Catalunya debe vender la
siguiente imagen a Europa, imagen a la que ya han escupido desde Madrid: con la
independencia, cambiarían muchas
cosas, pero no todas. Cambiaría el
Estado Español –se vería sin 7.5 millones de ciudadanos menos o sin mucho dinero
menos– y cambiaría Catalunya –que tendría herramientas
de Estado, sobre todo en materia fiscal, social y política–. La secesión de
Catalunya, considerádase nación, debe ir acompañada de una explicación razonada
y abierta con Europa, como una especie de propuesta a la UE que no va a hacerse
atrás. El no español ya lo tenemos, nadie nos lo quitará.
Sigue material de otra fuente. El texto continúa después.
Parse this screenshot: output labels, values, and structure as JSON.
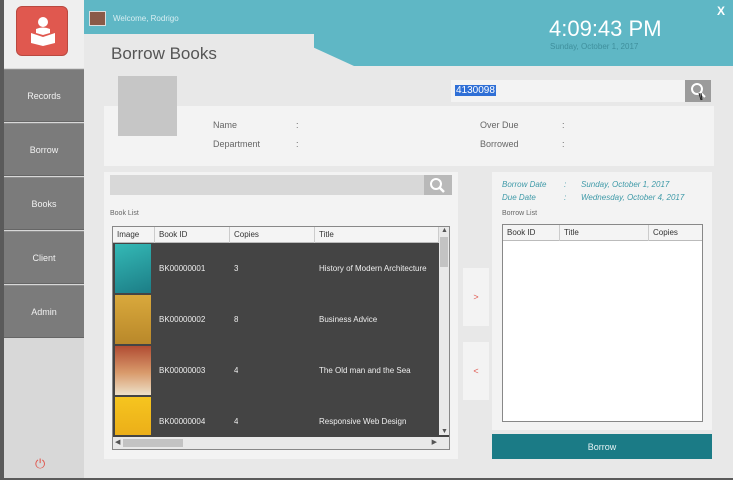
{
  "header": {
    "welcome": "Welcome, Rodrigo",
    "page_title": "Borrow Books",
    "time": "4:09:43 PM",
    "date": "Sunday, October 1, 2017",
    "close": "X"
  },
  "sidebar": {
    "items": [
      {
        "label": "Records"
      },
      {
        "label": "Borrow"
      },
      {
        "label": "Books"
      },
      {
        "label": "Client"
      },
      {
        "label": "Admin"
      }
    ]
  },
  "client": {
    "search_value": "4130098",
    "name_label": "Name",
    "department_label": "Department",
    "overdue_label": "Over Due",
    "borrowed_label": "Borrowed",
    "colon": ":"
  },
  "book_list": {
    "title": "Book List",
    "columns": [
      "Image",
      "Book ID",
      "Copies",
      "Title"
    ],
    "rows": [
      {
        "id": "BK00000001",
        "copies": "3",
        "title": "History of Modern Architecture",
        "cover_color": "#2aa3a8"
      },
      {
        "id": "BK00000002",
        "copies": "8",
        "title": "Business Advice",
        "cover_color": "#d1a33a"
      },
      {
        "id": "BK00000003",
        "copies": "4",
        "title": "The Old man and the Sea",
        "cover_color": "#b55a3c"
      },
      {
        "id": "BK00000004",
        "copies": "4",
        "title": "Responsive Web Design",
        "cover_color": "#f2c11d"
      }
    ]
  },
  "buttons": {
    "add": ">",
    "remove": "<",
    "borrow": "Borrow"
  },
  "borrow": {
    "borrow_date_label": "Borrow Date",
    "borrow_date": "Sunday, October 1, 2017",
    "due_date_label": "Due Date",
    "due_date": "Wednesday, October 4, 2017",
    "list_title": "Borrow List",
    "columns": [
      "Book ID",
      "Title",
      "Copies"
    ]
  },
  "colors": {
    "accent": "#5fb7c5",
    "brand_red": "#e0584f",
    "borrow_button": "#1b7b86"
  }
}
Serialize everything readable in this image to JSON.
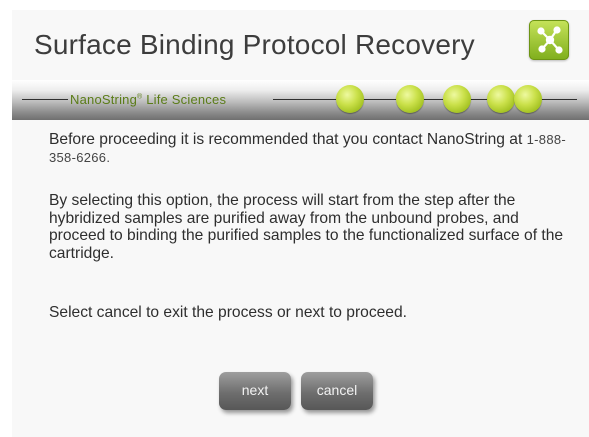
{
  "header": {
    "title": "Surface Binding Protocol Recovery",
    "logo_icon": "network-nodes-icon",
    "logo_color": "#8dbb24"
  },
  "banner": {
    "brand_name": "NanoString",
    "brand_mark": "®",
    "brand_suffix": "Life Sciences",
    "brand_color": "#5a7c17",
    "progress_dots": 5
  },
  "message": {
    "para1_text": "Before proceeding it is recommended that you contact NanoString at ",
    "para1_phone": "1-888-358-6266.",
    "para2": "By selecting this option, the process will start from the step after the hybridized samples are purified away from the unbound probes, and proceed to binding the purified samples to the functionalized surface of the cartridge.",
    "para3": "Select cancel to exit the process or next to proceed."
  },
  "buttons": {
    "next_label": "next",
    "cancel_label": "cancel"
  }
}
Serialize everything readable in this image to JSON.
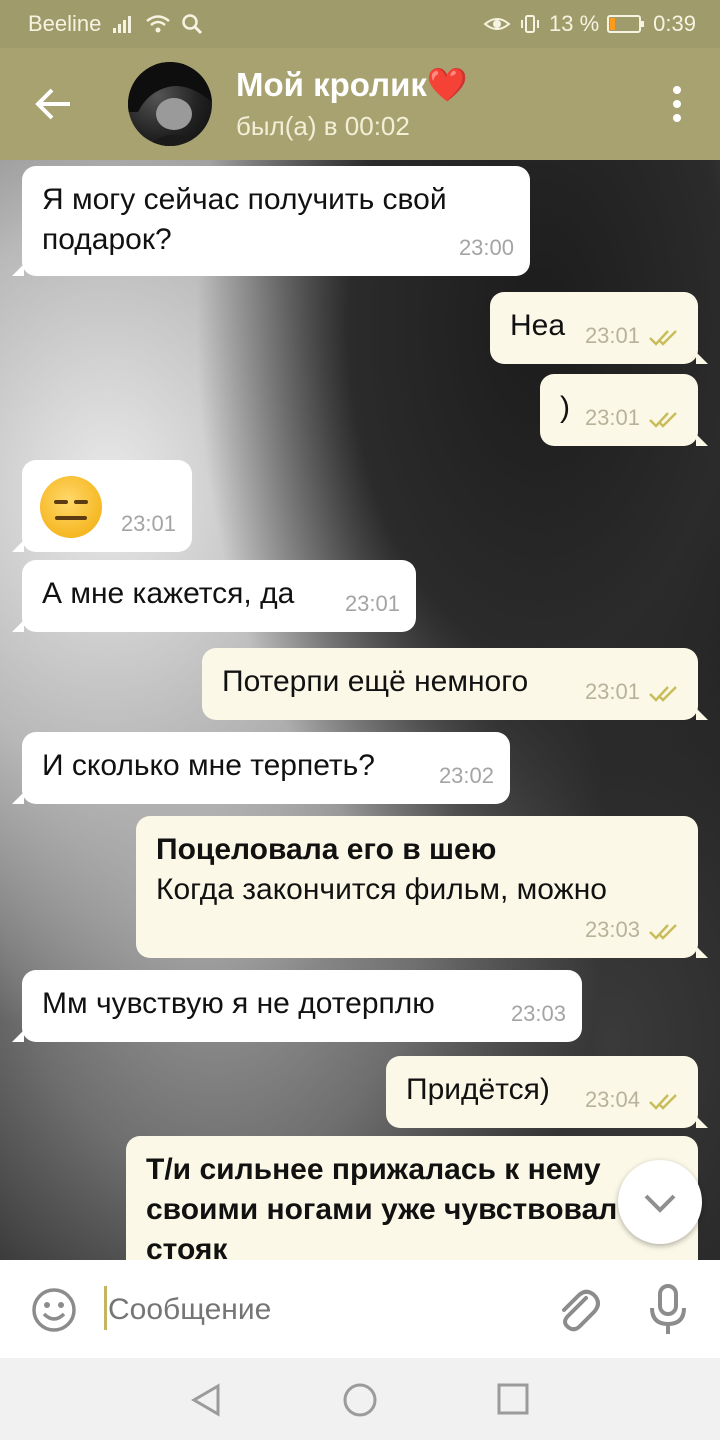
{
  "status_bar": {
    "carrier": "Beeline",
    "battery_percent": "13 %",
    "time": "0:39",
    "icons": [
      "signal-icon",
      "wifi-icon",
      "search-icon",
      "eye-icon",
      "vibrate-icon",
      "battery-icon"
    ]
  },
  "header": {
    "title": "Мой кролик❤️",
    "status": "был(а) в 00:02"
  },
  "messages": [
    {
      "dir": "in",
      "text": "Я могу сейчас получить свой подарок?",
      "line1": "Я могу сейчас получить свой",
      "line2": "подарок?",
      "time": "23:00"
    },
    {
      "dir": "out",
      "text": "Неа",
      "time": "23:01",
      "read": true
    },
    {
      "dir": "out",
      "text": ")",
      "time": "23:01",
      "read": true
    },
    {
      "dir": "in",
      "text": "😑",
      "emoji": "expressionless-face",
      "time": "23:01"
    },
    {
      "dir": "in",
      "text": "А мне кажется, да",
      "time": "23:01"
    },
    {
      "dir": "out",
      "text": "Потерпи ещё немного",
      "time": "23:01",
      "read": true
    },
    {
      "dir": "in",
      "text": "И сколько мне терпеть?",
      "time": "23:02"
    },
    {
      "dir": "out",
      "bold": "Поцеловала его в шею",
      "text": "Когда закончится фильм, можно",
      "time": "23:03",
      "read": true
    },
    {
      "dir": "in",
      "text": "Мм чувствую я не дотерплю",
      "time": "23:03"
    },
    {
      "dir": "out",
      "text": "Придётся)",
      "time": "23:04",
      "read": true
    },
    {
      "dir": "out",
      "bold_line1": "Т/и сильнее прижалась к нему",
      "bold_line2": "своими ногами уже чувствовал",
      "bold_line3": "стояк",
      "time": "",
      "read": true
    }
  ],
  "input": {
    "placeholder": "Сообщение"
  },
  "colors": {
    "header": "#a8a271",
    "status_bar": "#a09b6a",
    "incoming": "#ffffff",
    "outgoing": "#fbf8e7",
    "check": "#c9bd5b",
    "caret": "#c5b560"
  }
}
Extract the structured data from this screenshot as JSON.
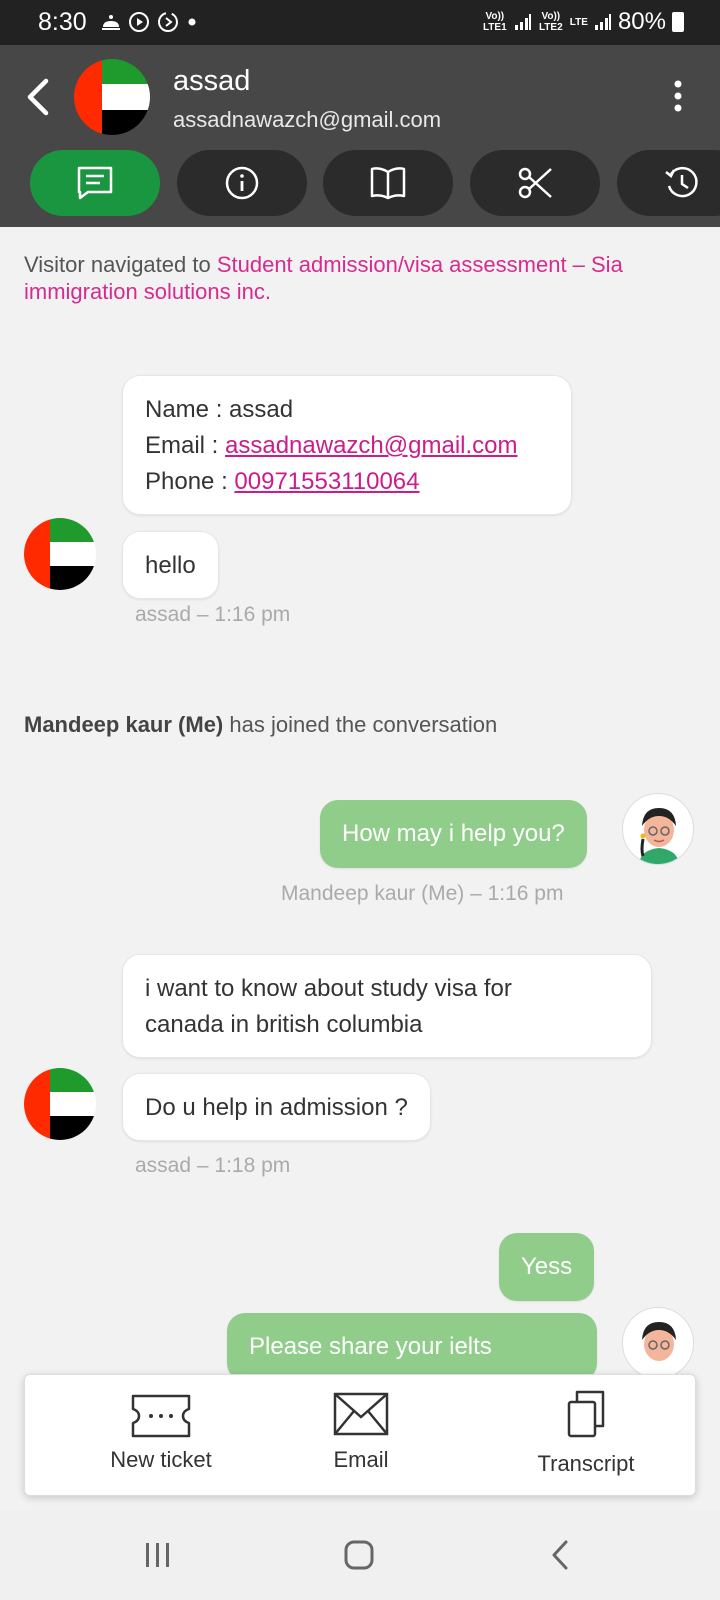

Catalunya tiene la
oportunidad incluso de re-formular la UE: podría convertirse en estado cediendo
parte de su monopolio de la violencia militar a la Unión, y de estrechar los vínculos
entre el super-ministerio de asuntos exteriores europeo y el nuevo sistema de
representación internacional catalán. Debe conseguir hablar en todas las
lenguas de la Unión (y casi del mundo) con una máxima italiana: debemos
conseguir que todo cambie para que todo siga como siempre (y como siempre no significa igual). Sería una ruptura camuflada de
transición, no una transición camuflada de ruptura como es el caso de la, valga
la redundancia, transición española. A Catalunya le interesa escribir un nuevo
capítulo no solo en catalán y castellano, sino en francés, inglés, alemán,
italiano, polaco, ruso, chino, etc., destinado a los lectores allende los
océanos y los Pirineos. Recordemos que a un libro no solo lo hace su escritor,
sino también sus lectores.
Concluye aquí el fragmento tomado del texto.